Les cours de danses africaines attirent à Madrid un nombre croissant d’adeptes. « Une véritable fièvre, s’exclame Marina Gomis, chanteuse et danseuse de 33 ans. C’était très méconnu il y a quatre ou cinq ans. Maintenant, il y a des cours tous les jours et le nombre d’élèves a triplé. » Il n’existe pour autant aucun recensement précis, chaque professeur menant ses classes comme il l’entend. Robert Pujols, directeur de l’école Danzation, fait appel à trois d’entre eux par semaine. « Il doit y avoir entre 30 et 40 élèves. Il y a cinq ans, il y en avait à peine dix », se souvient-il. La plupart des cours sont donnés dans le quartier multiculturel de Lavapiés, en centre-ville. Une caisse de résonance qui, selon Marina Gomis, participe de cette expansion. « Ces danses sont beaucoup plus visibles ici, dans la rue ou aux concerts organisés presque toutes les semaines. » Le reste s’est fait grâce au bouche-à-oreille et aux réseaux sociaux. La page Facebook Danzas Africanas en Madrid, par exemple, compile les évènements et pousse ses 3 500 abonnés à y assister.

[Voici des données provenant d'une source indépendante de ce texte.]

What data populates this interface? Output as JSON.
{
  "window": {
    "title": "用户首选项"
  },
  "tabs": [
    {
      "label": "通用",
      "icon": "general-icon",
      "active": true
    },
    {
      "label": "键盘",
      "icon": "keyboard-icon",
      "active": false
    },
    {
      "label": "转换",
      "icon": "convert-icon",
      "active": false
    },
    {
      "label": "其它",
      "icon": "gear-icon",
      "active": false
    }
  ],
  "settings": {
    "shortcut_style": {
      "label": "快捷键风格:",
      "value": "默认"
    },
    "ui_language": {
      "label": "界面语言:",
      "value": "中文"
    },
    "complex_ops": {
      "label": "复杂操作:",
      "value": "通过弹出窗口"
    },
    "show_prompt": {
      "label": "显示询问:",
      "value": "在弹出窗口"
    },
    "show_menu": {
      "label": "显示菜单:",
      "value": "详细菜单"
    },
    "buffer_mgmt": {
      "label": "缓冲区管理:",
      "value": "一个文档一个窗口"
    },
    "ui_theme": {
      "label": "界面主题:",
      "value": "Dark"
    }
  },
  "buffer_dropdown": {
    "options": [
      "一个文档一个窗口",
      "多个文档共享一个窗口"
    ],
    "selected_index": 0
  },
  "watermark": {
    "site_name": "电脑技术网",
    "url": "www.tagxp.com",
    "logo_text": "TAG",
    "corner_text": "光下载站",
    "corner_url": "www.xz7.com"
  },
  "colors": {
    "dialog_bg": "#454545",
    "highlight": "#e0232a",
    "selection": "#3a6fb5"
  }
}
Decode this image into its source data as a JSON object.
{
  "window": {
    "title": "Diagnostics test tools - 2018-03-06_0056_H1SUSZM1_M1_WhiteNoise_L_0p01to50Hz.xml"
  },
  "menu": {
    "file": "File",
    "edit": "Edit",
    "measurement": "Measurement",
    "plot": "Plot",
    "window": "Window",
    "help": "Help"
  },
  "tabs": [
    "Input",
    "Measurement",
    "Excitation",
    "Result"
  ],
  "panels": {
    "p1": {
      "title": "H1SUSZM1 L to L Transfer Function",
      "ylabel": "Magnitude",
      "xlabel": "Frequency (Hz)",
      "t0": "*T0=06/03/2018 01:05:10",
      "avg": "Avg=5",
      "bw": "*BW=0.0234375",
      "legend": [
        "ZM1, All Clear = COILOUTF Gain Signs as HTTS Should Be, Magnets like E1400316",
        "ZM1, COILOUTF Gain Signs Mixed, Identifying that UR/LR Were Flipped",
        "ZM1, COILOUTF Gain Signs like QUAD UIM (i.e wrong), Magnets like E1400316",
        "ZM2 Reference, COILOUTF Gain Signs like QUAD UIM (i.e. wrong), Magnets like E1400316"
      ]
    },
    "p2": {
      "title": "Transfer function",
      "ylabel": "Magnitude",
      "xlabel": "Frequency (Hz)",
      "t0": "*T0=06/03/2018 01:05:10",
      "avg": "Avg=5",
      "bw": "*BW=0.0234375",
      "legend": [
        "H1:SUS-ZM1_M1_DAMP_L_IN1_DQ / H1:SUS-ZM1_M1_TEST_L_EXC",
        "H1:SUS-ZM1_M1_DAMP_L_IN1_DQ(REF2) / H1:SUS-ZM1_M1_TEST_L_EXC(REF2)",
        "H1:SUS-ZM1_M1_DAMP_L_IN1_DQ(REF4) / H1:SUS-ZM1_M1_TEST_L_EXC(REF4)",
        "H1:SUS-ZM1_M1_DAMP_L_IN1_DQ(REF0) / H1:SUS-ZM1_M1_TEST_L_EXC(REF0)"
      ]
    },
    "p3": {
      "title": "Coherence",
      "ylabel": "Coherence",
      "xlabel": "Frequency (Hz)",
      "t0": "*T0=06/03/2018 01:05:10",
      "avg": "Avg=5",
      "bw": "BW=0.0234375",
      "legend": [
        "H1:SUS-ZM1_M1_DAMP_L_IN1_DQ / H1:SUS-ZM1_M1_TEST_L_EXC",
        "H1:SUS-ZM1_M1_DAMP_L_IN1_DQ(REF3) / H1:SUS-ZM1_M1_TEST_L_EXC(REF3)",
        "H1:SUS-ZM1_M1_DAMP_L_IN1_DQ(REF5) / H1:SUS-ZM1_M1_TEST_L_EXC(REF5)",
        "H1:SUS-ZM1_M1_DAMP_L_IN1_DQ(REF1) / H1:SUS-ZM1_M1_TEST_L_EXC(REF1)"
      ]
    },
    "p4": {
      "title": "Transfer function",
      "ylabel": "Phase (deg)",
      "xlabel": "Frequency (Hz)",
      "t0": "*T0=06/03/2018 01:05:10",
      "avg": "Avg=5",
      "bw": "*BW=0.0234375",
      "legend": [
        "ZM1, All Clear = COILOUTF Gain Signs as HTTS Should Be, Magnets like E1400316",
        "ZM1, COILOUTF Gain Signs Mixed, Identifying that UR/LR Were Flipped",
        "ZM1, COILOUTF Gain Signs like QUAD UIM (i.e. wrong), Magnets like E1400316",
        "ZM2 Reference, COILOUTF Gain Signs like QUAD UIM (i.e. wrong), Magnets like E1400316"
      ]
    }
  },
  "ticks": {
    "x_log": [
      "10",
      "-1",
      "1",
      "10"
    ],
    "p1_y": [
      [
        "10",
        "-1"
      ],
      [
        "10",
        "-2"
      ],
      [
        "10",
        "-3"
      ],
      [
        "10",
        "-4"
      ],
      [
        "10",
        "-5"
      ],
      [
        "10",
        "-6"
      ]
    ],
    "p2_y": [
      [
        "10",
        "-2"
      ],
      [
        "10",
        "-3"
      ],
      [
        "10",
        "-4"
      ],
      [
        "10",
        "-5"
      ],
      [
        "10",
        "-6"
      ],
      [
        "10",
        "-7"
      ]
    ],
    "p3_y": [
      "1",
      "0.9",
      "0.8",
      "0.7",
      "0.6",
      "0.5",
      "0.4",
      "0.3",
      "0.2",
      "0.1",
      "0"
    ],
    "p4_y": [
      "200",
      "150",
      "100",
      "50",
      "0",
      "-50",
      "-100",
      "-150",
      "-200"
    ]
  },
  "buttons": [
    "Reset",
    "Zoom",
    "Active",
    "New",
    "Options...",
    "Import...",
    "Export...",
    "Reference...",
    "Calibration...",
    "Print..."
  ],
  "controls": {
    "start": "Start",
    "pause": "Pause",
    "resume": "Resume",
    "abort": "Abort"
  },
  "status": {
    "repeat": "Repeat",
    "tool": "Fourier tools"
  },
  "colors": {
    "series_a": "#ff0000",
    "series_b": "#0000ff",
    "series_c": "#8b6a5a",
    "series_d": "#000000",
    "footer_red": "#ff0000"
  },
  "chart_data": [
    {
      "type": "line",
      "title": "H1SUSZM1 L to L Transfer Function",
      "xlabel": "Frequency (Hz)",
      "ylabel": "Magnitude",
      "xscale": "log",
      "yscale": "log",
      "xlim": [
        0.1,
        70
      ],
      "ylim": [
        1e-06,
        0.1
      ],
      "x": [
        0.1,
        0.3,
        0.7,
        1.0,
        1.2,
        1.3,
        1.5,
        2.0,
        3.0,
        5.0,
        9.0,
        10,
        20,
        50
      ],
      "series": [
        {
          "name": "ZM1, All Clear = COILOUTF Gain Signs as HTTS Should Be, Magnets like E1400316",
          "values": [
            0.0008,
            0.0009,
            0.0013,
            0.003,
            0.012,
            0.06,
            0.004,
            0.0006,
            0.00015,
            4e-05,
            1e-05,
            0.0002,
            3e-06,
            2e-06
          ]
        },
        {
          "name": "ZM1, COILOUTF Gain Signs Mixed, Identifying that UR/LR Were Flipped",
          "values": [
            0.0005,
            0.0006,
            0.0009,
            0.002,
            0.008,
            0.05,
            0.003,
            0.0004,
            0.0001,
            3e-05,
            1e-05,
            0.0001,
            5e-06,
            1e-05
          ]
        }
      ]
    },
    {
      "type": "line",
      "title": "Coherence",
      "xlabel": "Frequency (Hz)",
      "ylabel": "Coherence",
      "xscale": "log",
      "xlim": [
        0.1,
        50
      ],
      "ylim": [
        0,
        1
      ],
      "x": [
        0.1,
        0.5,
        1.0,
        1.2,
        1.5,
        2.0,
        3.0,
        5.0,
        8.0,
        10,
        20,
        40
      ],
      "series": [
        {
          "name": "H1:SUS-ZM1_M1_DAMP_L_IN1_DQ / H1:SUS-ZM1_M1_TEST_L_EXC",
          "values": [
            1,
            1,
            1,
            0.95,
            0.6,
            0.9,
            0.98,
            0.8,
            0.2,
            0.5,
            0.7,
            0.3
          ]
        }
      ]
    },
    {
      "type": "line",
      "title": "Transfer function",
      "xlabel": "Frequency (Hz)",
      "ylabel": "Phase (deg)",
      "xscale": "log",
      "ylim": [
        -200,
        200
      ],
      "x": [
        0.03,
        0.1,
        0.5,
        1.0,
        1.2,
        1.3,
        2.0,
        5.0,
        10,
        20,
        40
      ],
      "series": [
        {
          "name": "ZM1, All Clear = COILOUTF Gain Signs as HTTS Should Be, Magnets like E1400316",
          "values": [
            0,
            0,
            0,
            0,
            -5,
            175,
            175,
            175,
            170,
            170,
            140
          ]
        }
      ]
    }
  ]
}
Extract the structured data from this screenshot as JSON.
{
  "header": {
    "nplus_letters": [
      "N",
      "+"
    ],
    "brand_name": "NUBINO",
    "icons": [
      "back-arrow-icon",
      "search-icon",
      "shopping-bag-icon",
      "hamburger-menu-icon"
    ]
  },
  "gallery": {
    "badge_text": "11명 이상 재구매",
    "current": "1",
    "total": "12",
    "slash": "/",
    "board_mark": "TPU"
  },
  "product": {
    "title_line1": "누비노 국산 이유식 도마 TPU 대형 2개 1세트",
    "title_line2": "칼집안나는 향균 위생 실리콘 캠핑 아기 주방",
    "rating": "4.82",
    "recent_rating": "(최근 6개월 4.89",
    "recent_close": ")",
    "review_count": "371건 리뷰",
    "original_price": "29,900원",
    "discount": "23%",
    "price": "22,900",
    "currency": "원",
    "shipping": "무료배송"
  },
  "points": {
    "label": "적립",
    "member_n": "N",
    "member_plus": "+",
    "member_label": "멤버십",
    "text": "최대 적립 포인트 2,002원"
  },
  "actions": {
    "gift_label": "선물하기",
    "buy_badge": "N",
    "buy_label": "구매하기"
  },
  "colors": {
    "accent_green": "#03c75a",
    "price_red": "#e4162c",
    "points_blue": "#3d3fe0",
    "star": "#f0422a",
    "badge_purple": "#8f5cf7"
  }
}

« Les gens viennent et accrochent très rapidement », approuve Rebeca Jodar, employée bancaire et professeure de danse pour l’école Kukutamtam. Ce soir-là, elle répète avec Marina Gomis sur le rythme imprimé par Ahmed Lamine Soumah, professeur originaire de Guinée-Conakry, et le groupe Samato percussions. L’atmosphère de la salle est lourde, les fronts perlés de sueur. « L’exercice est libérateur, il te fait te sentir bien », poursuit Rebeca Jodar, souriante mais exténuée. Dans le même état de fatigue et de joie mêlée, Miguel Rosón, aux percussions, approuve : « L’effort est tellement intense, athlétique, que tout le stress est évacué après une séance. » Outre l’énergie véhiculée, les compétences et l’exigence requises sont, pour Robert Pujols de Danzation, autant de facteurs attractifs. « Les gens viennent pour se divertir ou parce qu’ils en retirent de nombreux avantages. Pour ceux qui souhaitent devenir professionnels, c’est une bonne école pour travailler l’élasticité, la rapidité et l’expression corporelle. »

Ahmed Lamine Soumah vient d’une famille d’artiste. En Espagne depuis cinq ans, il se mue à l’occasion en danseur, musicien, chorégraphe ou acrobate. « Ce n’est pas facile quand tu arrives de l’étranger d’exercer ce métier. Il faut du courage, des réseaux. Mais j’ai la danse dans le sang, autant en faire partager les autres », détaille-t-il, une fois le bruit des percussions retombé. Miguel Rosón évoque aussi « une manière de combattre le racisme pour une communauté africaine qui se fait de plus en plus entendre dans les sphères politiques et médiatiques ». Et ce, même si les institutions locales ne se sont pas encore emparées de la tendance, laissant le milieu dans une confidentialité qui tend doucement vers la lumière.

Sur la scène indépendante, les danses africaines ont réussi à attirer l’attention de centres artistiques qui, sur le papier, ont peu à voir avec elles. À l’image de l’école Amor de Dios, emblématique espace dédié depuis les années 1950 au flamenco. Ce côté « en marge » de la société a rappelé, à Joaquín San Juan, le directeur du lieu, les débuts du flamenco. « Sa culture est celle du plus marginalisé qui se rebelle. C’est cohérent que l’on défende la culture des personnes “plus faibles” du monde actuel, celles qu’on laisse se noyer dans la mer. » Sans oublier sa philosophie de s’ouvrir à « toutes les influences qui ont pu alimenter le flamenco ». Plus personne ne s’étonne donc d’entendre, aux alentours du marché Antón Martín, le son des percussions en passant devant les vitrines des magasins dédiés aux robes sévillanes.